Aber nicht nur die geistige Leistungsfähigkeit wird beeinflusst, sondern auch die körperliche. Dem Blut und Gewebe wird Wasser entzogen, das Blut dickt ein und fließt langsamer. Durchblutungsstörungen, Erbrechen und Muskelkrämpfe sind die Folge. Harnpflichtige Substanzen können nicht mehr ausgeschieden werden. Ein Wasserverlust von 15 bis 20 Prozent führt zum Tod durch Nieren- und Kreislaufversagen.

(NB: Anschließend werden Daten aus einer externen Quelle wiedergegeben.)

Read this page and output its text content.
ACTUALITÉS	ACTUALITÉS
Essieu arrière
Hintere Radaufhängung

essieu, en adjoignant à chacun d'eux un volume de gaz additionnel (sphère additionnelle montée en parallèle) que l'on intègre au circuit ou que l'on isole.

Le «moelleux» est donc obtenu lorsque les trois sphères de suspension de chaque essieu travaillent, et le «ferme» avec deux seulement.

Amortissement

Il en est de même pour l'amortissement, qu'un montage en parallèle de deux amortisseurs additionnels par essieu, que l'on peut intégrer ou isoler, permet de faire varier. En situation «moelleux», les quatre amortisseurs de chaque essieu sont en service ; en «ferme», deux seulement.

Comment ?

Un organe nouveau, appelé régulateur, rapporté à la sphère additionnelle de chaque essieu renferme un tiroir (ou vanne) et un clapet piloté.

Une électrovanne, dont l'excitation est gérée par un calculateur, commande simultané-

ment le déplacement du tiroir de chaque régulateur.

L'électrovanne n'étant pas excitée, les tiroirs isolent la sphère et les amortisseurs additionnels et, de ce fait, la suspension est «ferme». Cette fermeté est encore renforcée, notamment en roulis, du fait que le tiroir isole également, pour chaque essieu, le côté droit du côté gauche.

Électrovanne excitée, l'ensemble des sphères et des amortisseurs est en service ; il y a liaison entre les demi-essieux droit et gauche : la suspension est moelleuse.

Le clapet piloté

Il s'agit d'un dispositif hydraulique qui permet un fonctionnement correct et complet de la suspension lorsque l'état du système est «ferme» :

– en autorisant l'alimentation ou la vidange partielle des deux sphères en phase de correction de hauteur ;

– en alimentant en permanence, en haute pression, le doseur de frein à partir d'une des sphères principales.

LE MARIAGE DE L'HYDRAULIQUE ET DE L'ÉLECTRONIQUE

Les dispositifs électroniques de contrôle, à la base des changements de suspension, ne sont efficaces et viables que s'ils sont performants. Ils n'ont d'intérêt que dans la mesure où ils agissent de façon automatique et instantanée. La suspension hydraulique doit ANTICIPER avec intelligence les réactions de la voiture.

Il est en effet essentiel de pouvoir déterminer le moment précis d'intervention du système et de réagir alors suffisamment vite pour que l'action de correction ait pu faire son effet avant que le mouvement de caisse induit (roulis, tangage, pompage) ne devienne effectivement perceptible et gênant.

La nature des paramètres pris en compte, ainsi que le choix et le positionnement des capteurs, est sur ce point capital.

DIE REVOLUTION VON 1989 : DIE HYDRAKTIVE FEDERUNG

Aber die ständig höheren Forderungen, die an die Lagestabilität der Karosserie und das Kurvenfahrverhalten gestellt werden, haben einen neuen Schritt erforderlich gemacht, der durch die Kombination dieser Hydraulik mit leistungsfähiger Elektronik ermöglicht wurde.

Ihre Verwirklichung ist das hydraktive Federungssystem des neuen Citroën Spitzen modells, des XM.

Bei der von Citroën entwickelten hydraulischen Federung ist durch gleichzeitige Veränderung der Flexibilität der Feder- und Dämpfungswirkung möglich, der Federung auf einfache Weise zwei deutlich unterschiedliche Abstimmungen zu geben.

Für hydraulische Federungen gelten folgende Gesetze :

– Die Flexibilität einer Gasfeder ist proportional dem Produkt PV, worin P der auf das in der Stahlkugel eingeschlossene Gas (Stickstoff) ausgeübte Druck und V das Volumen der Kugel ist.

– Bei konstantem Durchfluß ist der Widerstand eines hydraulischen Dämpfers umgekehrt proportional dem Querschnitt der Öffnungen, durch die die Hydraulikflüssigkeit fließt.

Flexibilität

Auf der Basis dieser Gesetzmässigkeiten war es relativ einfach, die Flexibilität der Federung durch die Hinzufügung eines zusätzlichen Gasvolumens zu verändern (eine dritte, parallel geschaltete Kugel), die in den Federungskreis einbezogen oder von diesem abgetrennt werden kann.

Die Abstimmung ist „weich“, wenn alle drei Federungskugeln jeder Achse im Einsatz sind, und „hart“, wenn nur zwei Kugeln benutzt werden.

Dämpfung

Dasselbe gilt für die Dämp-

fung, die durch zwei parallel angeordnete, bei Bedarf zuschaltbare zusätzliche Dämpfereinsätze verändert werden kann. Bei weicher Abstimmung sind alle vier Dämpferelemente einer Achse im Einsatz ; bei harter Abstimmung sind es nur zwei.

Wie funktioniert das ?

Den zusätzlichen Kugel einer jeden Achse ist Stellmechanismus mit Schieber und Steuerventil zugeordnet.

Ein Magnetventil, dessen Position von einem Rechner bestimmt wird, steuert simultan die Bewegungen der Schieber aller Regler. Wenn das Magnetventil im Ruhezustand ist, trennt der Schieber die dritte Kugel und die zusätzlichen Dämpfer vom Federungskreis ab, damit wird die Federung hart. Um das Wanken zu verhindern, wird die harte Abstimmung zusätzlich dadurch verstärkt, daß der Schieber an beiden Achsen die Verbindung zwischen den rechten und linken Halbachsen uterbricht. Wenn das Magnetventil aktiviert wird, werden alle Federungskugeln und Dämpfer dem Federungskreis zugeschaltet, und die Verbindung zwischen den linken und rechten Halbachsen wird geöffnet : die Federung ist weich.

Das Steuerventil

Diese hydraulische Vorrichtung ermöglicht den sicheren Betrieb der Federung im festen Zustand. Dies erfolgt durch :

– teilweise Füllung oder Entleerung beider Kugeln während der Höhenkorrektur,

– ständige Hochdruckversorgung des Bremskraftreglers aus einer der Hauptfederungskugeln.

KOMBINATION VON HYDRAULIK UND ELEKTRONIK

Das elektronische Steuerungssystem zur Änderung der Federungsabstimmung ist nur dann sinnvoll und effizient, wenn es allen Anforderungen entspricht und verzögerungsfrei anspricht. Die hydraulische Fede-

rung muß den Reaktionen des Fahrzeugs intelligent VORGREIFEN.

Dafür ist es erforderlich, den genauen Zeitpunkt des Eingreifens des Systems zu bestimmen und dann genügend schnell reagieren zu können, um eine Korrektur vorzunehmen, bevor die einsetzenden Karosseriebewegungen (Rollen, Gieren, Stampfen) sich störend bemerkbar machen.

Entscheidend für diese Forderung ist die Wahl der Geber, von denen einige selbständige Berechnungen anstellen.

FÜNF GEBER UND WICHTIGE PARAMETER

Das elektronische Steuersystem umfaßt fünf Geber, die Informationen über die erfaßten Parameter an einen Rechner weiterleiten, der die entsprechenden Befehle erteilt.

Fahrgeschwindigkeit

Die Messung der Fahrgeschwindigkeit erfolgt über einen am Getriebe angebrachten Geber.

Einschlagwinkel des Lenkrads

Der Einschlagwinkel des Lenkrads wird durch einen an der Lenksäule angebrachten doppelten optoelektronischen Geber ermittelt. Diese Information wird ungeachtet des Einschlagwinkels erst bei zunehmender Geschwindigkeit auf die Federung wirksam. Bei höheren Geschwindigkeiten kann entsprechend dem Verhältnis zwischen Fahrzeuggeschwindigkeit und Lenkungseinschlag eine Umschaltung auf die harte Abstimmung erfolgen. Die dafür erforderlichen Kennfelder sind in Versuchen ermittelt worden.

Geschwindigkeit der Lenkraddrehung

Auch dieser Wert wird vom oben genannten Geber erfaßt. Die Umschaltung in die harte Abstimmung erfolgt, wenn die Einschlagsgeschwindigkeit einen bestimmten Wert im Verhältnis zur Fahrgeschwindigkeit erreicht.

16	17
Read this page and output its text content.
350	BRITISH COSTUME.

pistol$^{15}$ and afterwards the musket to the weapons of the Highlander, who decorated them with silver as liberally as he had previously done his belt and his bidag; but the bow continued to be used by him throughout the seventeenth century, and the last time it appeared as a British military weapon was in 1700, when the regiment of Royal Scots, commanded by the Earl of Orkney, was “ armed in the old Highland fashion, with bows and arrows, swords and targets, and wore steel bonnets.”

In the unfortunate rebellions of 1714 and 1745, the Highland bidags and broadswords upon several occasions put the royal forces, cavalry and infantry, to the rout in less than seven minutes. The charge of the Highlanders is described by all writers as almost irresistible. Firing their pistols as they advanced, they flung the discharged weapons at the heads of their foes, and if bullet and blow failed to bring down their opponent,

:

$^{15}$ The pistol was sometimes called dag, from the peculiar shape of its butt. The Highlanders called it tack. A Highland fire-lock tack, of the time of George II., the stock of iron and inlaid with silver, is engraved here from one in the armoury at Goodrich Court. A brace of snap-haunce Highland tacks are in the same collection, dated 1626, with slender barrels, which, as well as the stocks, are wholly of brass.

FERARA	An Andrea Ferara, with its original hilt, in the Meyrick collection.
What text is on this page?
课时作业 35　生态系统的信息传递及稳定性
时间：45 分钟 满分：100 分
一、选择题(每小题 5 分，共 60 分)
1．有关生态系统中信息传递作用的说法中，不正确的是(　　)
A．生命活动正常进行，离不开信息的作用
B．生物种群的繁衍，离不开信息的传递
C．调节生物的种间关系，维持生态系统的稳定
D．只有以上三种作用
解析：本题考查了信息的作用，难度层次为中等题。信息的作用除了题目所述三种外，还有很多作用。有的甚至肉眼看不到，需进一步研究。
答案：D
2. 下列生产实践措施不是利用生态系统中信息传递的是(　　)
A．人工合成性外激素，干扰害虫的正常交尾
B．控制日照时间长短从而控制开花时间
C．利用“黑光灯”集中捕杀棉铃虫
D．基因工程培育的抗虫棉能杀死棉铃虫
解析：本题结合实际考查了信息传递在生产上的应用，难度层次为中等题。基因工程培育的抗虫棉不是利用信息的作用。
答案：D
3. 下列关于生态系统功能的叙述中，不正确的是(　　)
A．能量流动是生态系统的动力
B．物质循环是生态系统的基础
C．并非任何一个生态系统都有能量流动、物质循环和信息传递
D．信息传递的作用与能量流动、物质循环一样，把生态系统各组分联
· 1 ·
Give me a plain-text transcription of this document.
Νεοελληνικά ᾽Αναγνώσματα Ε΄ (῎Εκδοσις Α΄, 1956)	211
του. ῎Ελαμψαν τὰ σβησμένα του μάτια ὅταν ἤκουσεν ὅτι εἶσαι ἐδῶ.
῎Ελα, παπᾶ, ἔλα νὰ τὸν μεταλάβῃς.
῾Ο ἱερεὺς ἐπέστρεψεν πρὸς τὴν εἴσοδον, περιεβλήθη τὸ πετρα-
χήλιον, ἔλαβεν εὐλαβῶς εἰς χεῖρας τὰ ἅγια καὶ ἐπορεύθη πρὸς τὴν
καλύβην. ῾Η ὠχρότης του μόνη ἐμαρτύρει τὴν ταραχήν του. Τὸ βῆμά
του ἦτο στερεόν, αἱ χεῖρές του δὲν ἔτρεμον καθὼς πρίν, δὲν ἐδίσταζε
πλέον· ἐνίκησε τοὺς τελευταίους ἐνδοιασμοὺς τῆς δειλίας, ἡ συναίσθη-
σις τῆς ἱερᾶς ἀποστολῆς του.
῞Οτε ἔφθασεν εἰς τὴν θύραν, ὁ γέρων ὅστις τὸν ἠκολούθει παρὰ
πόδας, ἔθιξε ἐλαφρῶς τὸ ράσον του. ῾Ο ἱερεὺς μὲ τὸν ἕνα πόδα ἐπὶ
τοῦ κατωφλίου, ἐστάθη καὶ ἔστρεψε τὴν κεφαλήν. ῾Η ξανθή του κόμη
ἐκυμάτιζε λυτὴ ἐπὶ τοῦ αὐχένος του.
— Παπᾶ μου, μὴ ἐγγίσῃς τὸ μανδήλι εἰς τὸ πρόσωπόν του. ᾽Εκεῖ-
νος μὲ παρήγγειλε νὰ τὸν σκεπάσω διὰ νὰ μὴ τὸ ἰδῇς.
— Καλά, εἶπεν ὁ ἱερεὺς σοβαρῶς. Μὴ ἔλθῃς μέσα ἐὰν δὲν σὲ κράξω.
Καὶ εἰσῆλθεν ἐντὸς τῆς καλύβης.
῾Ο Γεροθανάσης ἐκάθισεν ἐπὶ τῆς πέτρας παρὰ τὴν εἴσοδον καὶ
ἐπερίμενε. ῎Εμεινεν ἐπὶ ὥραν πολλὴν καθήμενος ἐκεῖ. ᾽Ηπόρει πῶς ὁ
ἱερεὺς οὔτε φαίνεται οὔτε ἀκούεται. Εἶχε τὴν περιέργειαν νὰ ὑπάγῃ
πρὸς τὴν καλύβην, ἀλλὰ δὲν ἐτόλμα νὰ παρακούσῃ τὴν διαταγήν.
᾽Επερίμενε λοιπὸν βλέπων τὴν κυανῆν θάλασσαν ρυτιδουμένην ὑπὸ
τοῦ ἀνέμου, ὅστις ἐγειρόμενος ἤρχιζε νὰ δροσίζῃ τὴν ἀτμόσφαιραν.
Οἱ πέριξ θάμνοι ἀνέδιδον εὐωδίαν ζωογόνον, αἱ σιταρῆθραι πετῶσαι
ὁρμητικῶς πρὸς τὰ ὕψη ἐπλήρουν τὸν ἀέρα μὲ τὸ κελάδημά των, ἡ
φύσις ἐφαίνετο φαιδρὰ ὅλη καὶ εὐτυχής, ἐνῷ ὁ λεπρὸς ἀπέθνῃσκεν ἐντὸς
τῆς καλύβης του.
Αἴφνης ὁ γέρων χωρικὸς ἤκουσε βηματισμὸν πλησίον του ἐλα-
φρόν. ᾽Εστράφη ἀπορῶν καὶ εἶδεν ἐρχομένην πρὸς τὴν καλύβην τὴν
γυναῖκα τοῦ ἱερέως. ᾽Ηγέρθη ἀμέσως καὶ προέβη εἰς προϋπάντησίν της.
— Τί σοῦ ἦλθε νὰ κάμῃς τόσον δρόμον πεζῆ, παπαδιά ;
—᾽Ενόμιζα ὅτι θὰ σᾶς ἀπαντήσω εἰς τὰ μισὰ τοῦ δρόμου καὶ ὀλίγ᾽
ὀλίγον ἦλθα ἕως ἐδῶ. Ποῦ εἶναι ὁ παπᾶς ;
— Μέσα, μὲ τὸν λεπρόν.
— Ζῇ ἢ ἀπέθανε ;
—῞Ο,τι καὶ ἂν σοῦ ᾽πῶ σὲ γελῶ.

Aber auch ein Zuviel an Wasser kann schädlich sein. So kann der Organismus zwar bis zu 1 Liter Wasser pro Stunde über die Nieren ausscheiden und sogar eine Flüssigkeitsmenge von bis zu 10 Litern am Tag vertragen. Eine akute Wasservergiftung hingegen tritt auf, wenn zu schnell zu viel Wasser aufgenommen wird und die Ausscheidungskapazität der Nieren von 0,7 bis 1 Liter pro Stunde überschritten wird. Wer mehr als 6 Liter in wenigen Stunden zu sich nimmt, gefährdet die Gesundheit. Bei Wasser-Wetttrinken und auch bei unerfahrenen Marathonläufern kam es auf diese Weise schon zu Todesfällen.
Ausgeglichen trinken
Eine gewisse Trinkmenge ist aber lebensnotwendig. Täglich verliert der Körper circa 2 bis 2,5 Liter Flüssigkeit in Form von Schweiß, Atemluft, Harn und Fäzes. Diese Menge muss wieder ersetzt werden, wobei 1,5 bis 2 Liter aus den täglich zugeführten Getränken und der Rest aus der »festen« Nahrung stammt. In bestimmten Fällen kann der Körper auch mehr benötigen. So besteht ein erhöhter Flüssigkeitsbedarf bei Hitze, trockener und kalter Luft, starkem Wind, schwerer körperlicher Arbeit und Sport. Bei körperlicher Arbeit in großer Hitze ist der Flüssigkeitsbedarf sogar um ein 3- bis 4-Faches erhöht und kann in Extremfällen bis auf 10 Liter am Tag ansteigen. Diese sollten aber in kleinen Mengen über den Tag verteilt getrunken werden. Außer der Flüssigkeit müssen aber auch ausgeschiedene Mineralstoffe wie Natrium und Chlorid ersetzt werden, die über den Schweiß verloren gehen. Aber nicht nur Umwelteinflüsse wie Hitze bestimmen die benötigte Flüssigkeitsmenge. Ein hoher Energieumsatz, eine hohe Porteinzufuhr, zu viel Kochsalz in der Nahrung oder auch eine Nierenstein-Erkrankung erhöhen die benötigte Menge. Auch Krankheiten wie Fieber, Erbrechen und Durchfall führen zu einer negativen Wasserbilanz.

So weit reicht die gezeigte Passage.